When I signed up for history of the information age last semester, I was not entirely sure what I was getting myself into. I believed the class would primarily be about computers and the impact that they have had on the world, as well as how the infrastructure that maintains this age was invented and implemented. I did not expect for a class that started with the advent of the printing press and went all the way up to the development of the online culture that we know today. On reflection that makes sense. The information age is all about how fast information spreads, and Gutenberg’s printing press redefined how information could be spread.
Considering this class dealt with a non-standard topic for history, it makes sense that the class would implement non-standards means of assessment. The break from writing another major paper was a relief to say the least and gave me several unexpected opportunities to flex creative muscles that the history department has not given me the chance to use before. I made a silent film and discovered a love for video editing, which I have lamented not exploring sooner. I created more infographics than I can shake a stick at, but among those infographics I was able to talk about the late actor Stefán Karl Stefánnson, a beloved figure for his as Robbie Rotten on the children’s TV show Lazytown. Making an infographic all about the memes he spawned was a unique experience, but it gave me an opportunity to demonstrate a lot of trivia that I had picked up in following his story.
We also got to design the lessons, which made this course far more student driven than any other class I have taken thus far.

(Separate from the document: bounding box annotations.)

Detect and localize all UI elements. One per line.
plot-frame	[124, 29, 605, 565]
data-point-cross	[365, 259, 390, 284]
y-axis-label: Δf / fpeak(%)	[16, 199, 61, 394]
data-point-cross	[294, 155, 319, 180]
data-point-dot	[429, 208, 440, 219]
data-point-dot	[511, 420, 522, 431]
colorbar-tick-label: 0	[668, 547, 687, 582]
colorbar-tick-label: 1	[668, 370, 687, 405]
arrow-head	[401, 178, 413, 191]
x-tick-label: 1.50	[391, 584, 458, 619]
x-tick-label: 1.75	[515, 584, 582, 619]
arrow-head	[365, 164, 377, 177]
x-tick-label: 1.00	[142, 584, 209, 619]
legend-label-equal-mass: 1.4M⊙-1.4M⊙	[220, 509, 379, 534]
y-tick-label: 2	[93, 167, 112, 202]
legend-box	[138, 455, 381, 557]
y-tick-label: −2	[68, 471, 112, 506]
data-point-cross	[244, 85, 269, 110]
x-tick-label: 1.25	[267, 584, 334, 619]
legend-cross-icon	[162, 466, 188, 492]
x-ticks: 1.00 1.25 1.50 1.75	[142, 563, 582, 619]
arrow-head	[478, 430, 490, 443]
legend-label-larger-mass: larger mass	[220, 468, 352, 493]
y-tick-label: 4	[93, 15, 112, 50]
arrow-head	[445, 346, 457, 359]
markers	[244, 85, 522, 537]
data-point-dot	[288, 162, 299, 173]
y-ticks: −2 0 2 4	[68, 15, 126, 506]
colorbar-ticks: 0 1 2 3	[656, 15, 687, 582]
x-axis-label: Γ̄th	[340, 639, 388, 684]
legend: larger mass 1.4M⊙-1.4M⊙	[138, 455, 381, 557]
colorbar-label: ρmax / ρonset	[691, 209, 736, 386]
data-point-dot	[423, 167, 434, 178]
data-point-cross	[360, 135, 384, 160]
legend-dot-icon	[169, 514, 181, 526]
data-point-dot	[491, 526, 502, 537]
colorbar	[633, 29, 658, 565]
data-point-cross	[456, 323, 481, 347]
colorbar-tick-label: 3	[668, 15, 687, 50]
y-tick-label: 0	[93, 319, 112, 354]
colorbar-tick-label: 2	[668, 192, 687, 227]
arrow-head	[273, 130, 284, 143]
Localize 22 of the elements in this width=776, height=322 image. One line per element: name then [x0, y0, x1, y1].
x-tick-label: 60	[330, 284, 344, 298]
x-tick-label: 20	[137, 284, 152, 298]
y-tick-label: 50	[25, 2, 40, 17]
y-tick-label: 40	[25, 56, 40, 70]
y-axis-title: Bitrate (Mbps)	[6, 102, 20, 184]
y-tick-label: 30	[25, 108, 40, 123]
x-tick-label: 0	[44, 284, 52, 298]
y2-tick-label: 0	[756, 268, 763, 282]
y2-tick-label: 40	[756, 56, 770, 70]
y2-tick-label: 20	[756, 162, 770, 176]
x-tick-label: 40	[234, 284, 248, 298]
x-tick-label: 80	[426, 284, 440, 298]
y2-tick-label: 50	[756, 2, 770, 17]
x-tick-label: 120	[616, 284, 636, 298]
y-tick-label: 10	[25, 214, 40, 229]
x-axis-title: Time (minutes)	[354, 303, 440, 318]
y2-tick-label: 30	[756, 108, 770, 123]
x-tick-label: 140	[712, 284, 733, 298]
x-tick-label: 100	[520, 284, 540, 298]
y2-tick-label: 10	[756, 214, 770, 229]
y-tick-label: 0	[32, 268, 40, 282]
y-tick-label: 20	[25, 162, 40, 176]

Everything, from the discussion questions to the readings to the activities were all designed by us. This not only was a chance for me to get some practice in lesson design, something that as a teacher I need, but it also gives the class a sense of ownership over the whole thing. The lessons, the projects are all things that we created. No other class is going to be taught the same way, because future classes are going to propose different ideas and use different materials to teach it. I think by the end of the class people were starting to get over-reliant on infographics as an activity but using a visual medium to express our thoughts to the class certainly was effective in showing what we thought and letting individuals’ personalities shine.
The most important discussions had were the ones toward the end of the class, especially those about the Dark Web and digital ethics. For most people, the Dark Web is this nebulous concept of a hidden online world that acts as the seedy underbelly of the world wide web. Learning that the Dark Web has noble uses was eye-opening, although in hindsight it makes sense. It is essentially incognito browsing amped up to 11, and while that does allow certain bad elements to use the internet for truly horrific ends, it also allows the oppressed and threatened to tell their stories and get vital information they need to fight back against the administrations or individuals who can harm them. Meanwhile, digital ethics is a field that needs to be developed more substantially as the technology and culture of the internet continues to grow at a rapid pace. Learning how technology can be used to subtly oppress people, and how false information can spread so rapidly were both important truths that needed to be learned and spread, and figuring out how to fix these problems, and the myriad of others that the internet creates, needs to be a priority for us as a species.
I’m genuinely glad that I decided to take History 427 this semester. It has been a departure from the norms of the history department, but right now that is what I needed. Taking the time to talk about issues that affect us as individuals and users of the internet is different than a lot of the classes I have taken, which focus on ancient civilizations or bygone wars. But talking about memes, about fake news, about the information age, has been a more personal experience than the ones that I have had during my years at UMW, and I think it has helped broaden my experiences and helped prepare me to work to solving the problems, and embrace the opportunities of the information age.